There is no quarantine in the period before the disease is perceived.
By the time symptoms appear the host has already exposed family
and friends to the disease.
This part of Asia has a suicidal approach to sharing
uncleaned eating utensils and stray saliva with both family and friends.
A family dinner for most in the city is a noisily wet affair
with food spraying from the mouths of people engaged in heated discussions
with no regard for how unintelligible they are speaking with around a gob of mush.
Shovelling greasy fingers into a communal rice bowl is a badge of communion.
A whole host of mites, lice, and other body parasites quietly labour
to spread their spectrum of life across the clothing and bedding of the city.
Giant rats roam at night streets littered with chickens and cats by day.
Birds are favorite pets here, with aquariums being almost as popular.
The unremitting tropical heat is constantly brewing things
in every forgotten corner of the city where
flies and mosquitoes
feast in fetid stews of kitchen scraps tossed into industrial wastebins.
Although the term hygiene has been grafted into the language here,
almost no one has the faintest idea what it means or entails.
Already this year we have faced dengue and polio threats here.
One thought that does occur is that the city-wide
polio
vaccination
occured almost simultaneously with the outbreak of the H5N1 threat.
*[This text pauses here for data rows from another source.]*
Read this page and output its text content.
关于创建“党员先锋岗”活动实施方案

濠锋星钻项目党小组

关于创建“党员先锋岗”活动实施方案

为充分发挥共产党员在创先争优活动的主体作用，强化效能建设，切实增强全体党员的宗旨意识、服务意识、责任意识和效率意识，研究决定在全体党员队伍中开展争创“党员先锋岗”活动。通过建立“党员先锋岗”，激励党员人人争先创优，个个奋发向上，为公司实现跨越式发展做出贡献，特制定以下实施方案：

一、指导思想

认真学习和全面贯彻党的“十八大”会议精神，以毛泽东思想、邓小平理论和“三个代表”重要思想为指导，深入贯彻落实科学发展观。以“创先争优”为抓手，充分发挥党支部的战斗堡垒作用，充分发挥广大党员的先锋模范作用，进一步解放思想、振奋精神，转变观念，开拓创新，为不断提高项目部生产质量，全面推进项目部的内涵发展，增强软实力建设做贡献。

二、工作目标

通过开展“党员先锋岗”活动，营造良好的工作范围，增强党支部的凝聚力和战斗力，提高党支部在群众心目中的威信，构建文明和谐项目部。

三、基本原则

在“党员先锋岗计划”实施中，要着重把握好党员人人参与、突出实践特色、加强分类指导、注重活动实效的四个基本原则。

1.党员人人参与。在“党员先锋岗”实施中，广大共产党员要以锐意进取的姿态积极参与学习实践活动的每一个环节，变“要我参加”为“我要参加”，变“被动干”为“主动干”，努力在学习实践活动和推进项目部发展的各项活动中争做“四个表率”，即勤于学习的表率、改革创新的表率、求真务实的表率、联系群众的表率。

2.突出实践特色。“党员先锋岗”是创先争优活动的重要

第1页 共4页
These widespread vaccinations targeting youth raise the question
of whether a potential virus such as H5N1 can take advantage of the
mass vaccinations of children to find ways past the normal resistance
we all have to such diseases.
Coincidence? Probably, but certainly a thought to consider.
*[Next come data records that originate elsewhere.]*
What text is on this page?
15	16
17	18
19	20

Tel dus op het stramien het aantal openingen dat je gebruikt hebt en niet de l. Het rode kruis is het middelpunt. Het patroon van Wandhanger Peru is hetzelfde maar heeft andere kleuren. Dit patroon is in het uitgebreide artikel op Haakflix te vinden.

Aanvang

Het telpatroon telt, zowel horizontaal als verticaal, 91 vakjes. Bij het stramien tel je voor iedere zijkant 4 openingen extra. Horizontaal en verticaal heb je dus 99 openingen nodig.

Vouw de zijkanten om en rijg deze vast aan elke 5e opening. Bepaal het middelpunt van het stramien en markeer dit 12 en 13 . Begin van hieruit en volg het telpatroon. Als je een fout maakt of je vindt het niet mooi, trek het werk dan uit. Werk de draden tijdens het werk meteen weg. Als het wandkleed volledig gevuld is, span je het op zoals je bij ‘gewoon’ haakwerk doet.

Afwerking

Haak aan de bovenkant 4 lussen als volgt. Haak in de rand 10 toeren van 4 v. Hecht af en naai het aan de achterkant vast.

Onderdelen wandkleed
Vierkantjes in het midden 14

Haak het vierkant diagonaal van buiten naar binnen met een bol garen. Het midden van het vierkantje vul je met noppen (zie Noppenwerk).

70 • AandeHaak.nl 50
For Jakarta it is already too late - H5N1 may not become level 6 here
but as you read this something far more apocalyptic
is probably taking notes at a warm dinner table nearby.
Perhaps H5N1 will probably become a significant problem
but the next serious menace may be something else,
perhaps a fungus mutated to attack skin or
something like a cross-bred version of influenza and tuberculosis.
You must see some of the slime that grows around here to appreciate
just how well things grow in the shade of a tropical region.
Although
the Gulf Coast has similar fungus brewing capacity,
a different culture with a higher awareness of hygiene
precludes that region from being the source of the next pandemic
And there are bogs and swamps here that have been stewing
for thousands of years which only now are humans digging into
to prepare new cities and developments.
Somewhere someone will eventually dig into a motherlode
of biological hazards and bring some home for dinner
as a prospective mate for whatever illness they keep as a household pet.
But, as it stands now, there is no real pandemic here.
When it does arrive, the news media will not know until after many deaths,
since they pay very little attention to disease here.
The best that can be hoped for now is that researchers will continue
developing drugs to combat this flu, along with developing deeper
knowledge of how to deal with the new threats being generated as you read this.
Death will follow Malthusian instructions here,
but it will not have the same effect where children are treated better
and hygiene is taught early and intently to the youth.
Living healthy and taking care of your body is much more potent medicine
than worrying about all this, as inevitable as it is.